Ideas for Dance Teachers: 5 Ways to Quickly Learn Your Dancers’ Names
Amid your other beginning-of-the-season tasks, you’ll probably be trying to learn the names of all your new students. If you’re lucky, a lot of the same dancers will be returning to your classes, but in some cases you may need to commit 50 or so new names to memory. This is a tricky task, especially if you’re not great with names to begin with or if there are five different Ashley’s to remember. Here are some ideas for dance teachers on how to quickly learn the names of your new dance students.
1. Study the Class Roster
If you know it’s going to be a challenge to learn the names of a new group of dancers, give yourself a head start. Duquesne University’s Center for Teaching Excellence explained that it is often helpful if you study the class roster before your first session. This way, you’ll be familiar with the names and will just need to associate them with the right faces. Take a few minutes to review the list after your first few classes and make notes of which names are giving you trouble.
2. Be Honest
You might not want to be the teacher that outwardly admits you struggle to remember names, but that type of honesty is often beneficial. Tell your students that you’re going to learn their names as quickly as you can and set an ideal date for yourself. Chances are that they’ll help you out if they see you’re floundering for someone’s name. This will speed the process along and help you start to build relationships with your students.
3. Make a Conscious Effort
Many times you may struggle to remember names simply because there’s too much going on around you. If you’re silently running through your lesson plan and distracted by kids messing around in the waiting room, you won’t be giving names your full attention. Forbes magazine recommended that you make a conscious decision to focus during roll call. This can really make a big difference in learning the names of all your dancers.
4. Start Classes with a Name Game
If you’re working with younger dancers, don’t be afraid to play fun ice-breaking name games during the first few classes.
“If you can’t remember their names, chances are they can’t remember each others names either,” explained one teacher on Dance.net. “For little ones, every few weeks we play some sort of ‘game’ where everyone says their name.”
With young students, you can ask them to say their names and demonstrate their favorite dance moves. Another option is to pair them up and have the duos share fun facts about each other. You can use similar games with older students, but try to make them a little more advanced or challenging.
5. Try Word Association or Alliteration
Another trick that many teachers use to learn names is to pair each student’s name with some sort of memorable identifier. For example, if you have a student who just moved to town from another state, try to come up with some way to remember that fact. It might lend itself nicely to some alliteration – like Jane from Jersey – or you may have to get a little more creative.

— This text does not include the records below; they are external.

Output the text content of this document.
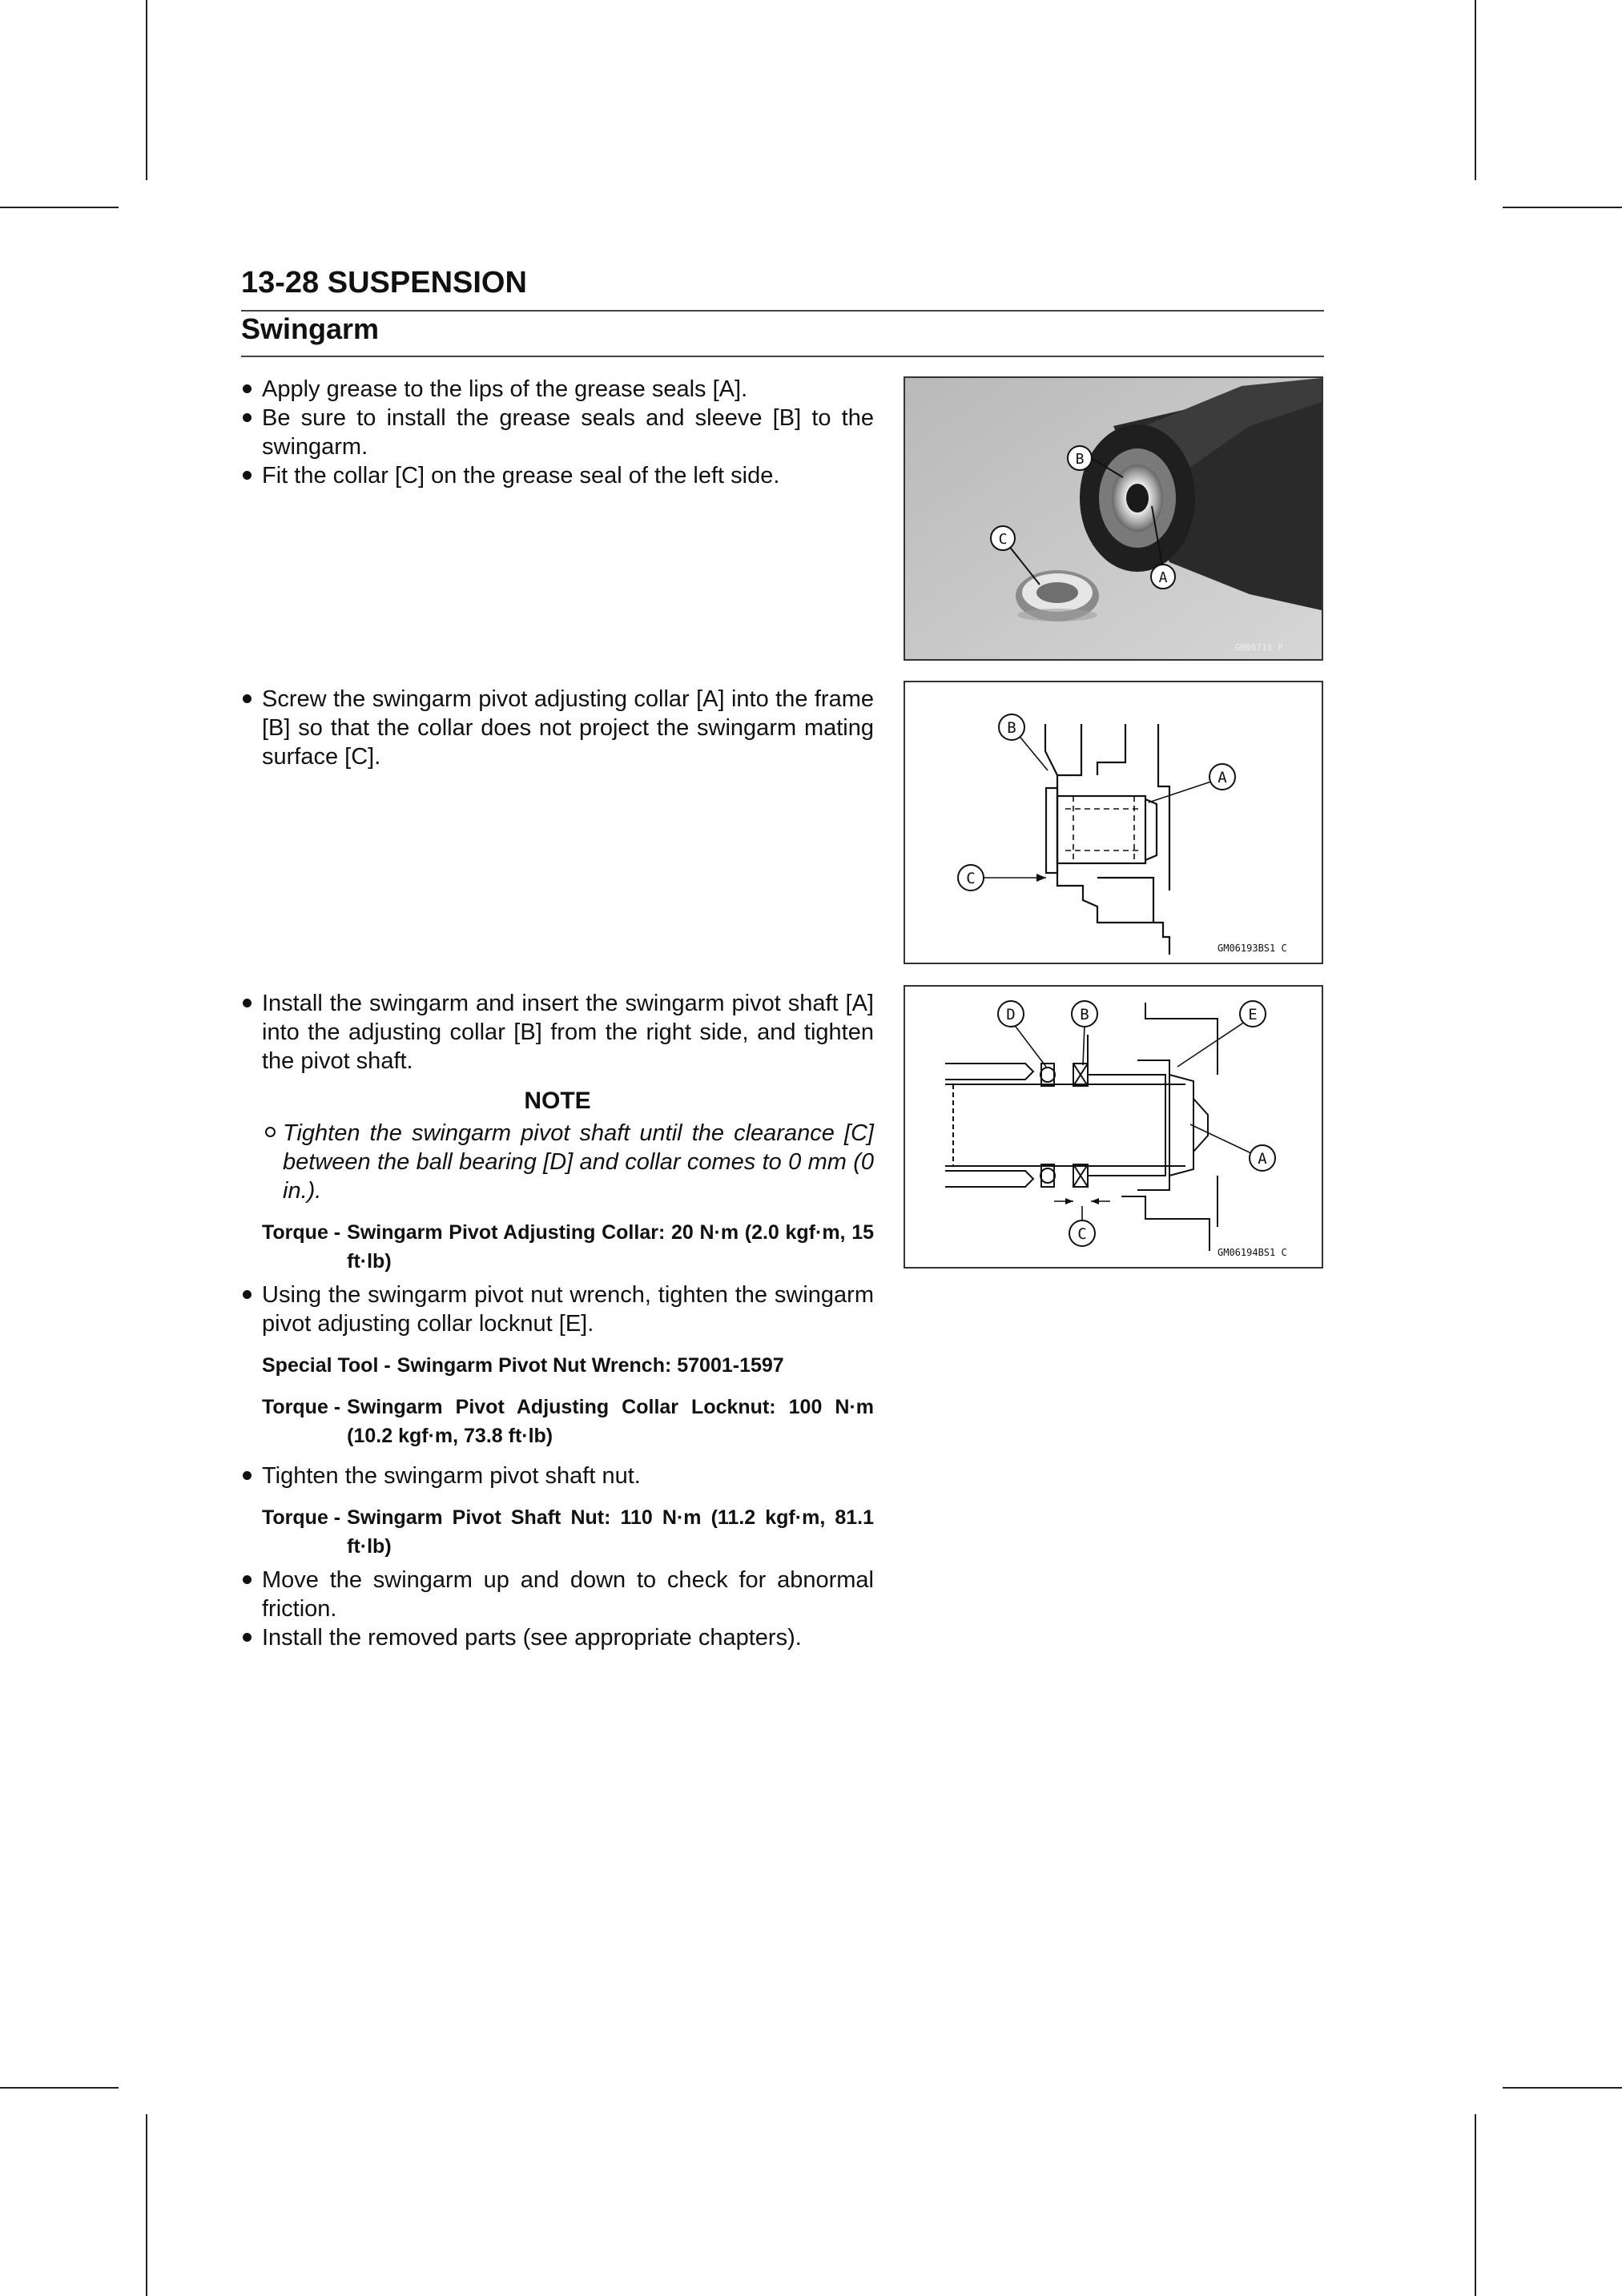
13-28 SUSPENSION
Swingarm

Apply grease to the lips of the grease seals [A].

Be sure to install the grease seals and sleeve [B] to the swingarm.

Fit the collar [C] on the grease seal of the left side.

B
A
C
GM06711 P

Screw the swingarm pivot adjusting collar [A] into the frame [B] so that the collar does not project the swingarm mating surface [C].

B
A
C
GM06193BS1 C

Install the swingarm and insert the swingarm pivot shaft [A] into the adjusting collar [B] from the right side, and tighten the pivot shaft.

NOTE

Tighten the swingarm pivot shaft until the clearance [C] between the ball bearing [D] and collar comes to 0 mm (0 in.).

Torque - Swingarm Pivot Adjusting Collar: 20 N·m (2.0 kgf·m, 15 ft·lb)

Using the swingarm pivot nut wrench, tighten the swingarm pivot adjusting collar locknut [E].

Special Tool - Swingarm Pivot Nut Wrench: 57001-1597
Torque - Swingarm Pivot Adjusting Collar Locknut: 100 N·m (10.2 kgf·m, 73.8 ft·lb)

Tighten the swingarm pivot shaft nut.

Torque - Swingarm Pivot Shaft Nut: 110 N·m (11.2 kgf·m, 81.1 ft·lb)

Move the swingarm up and down to check for abnormal friction.

Install the removed parts (see appropriate chapters).

D	B	E
A
C
GM06194BS1 C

Another method of assign identifiers is to pick up on students’ attire, makeup or overall appearance. You’re more likely to remember a cute quip, such as “redheaded Riley” or “sparkly Sarah.”
This tactic is particularly effective if you’re struggling to keep straight a few students with the same name. Maybe you’ll have Limber Liz, Loveable Liz and Lacey Liz – say that five times fast! Whatever nicknames you choose, just make sure they’re positive, in case you accidently use one out loud.
When you find a method of learning names that works for you, it will be much easier to identify your students within the first few classes. When you know their names by heart, it will help you to build personal relationships and give each individual the attention he or she deserves.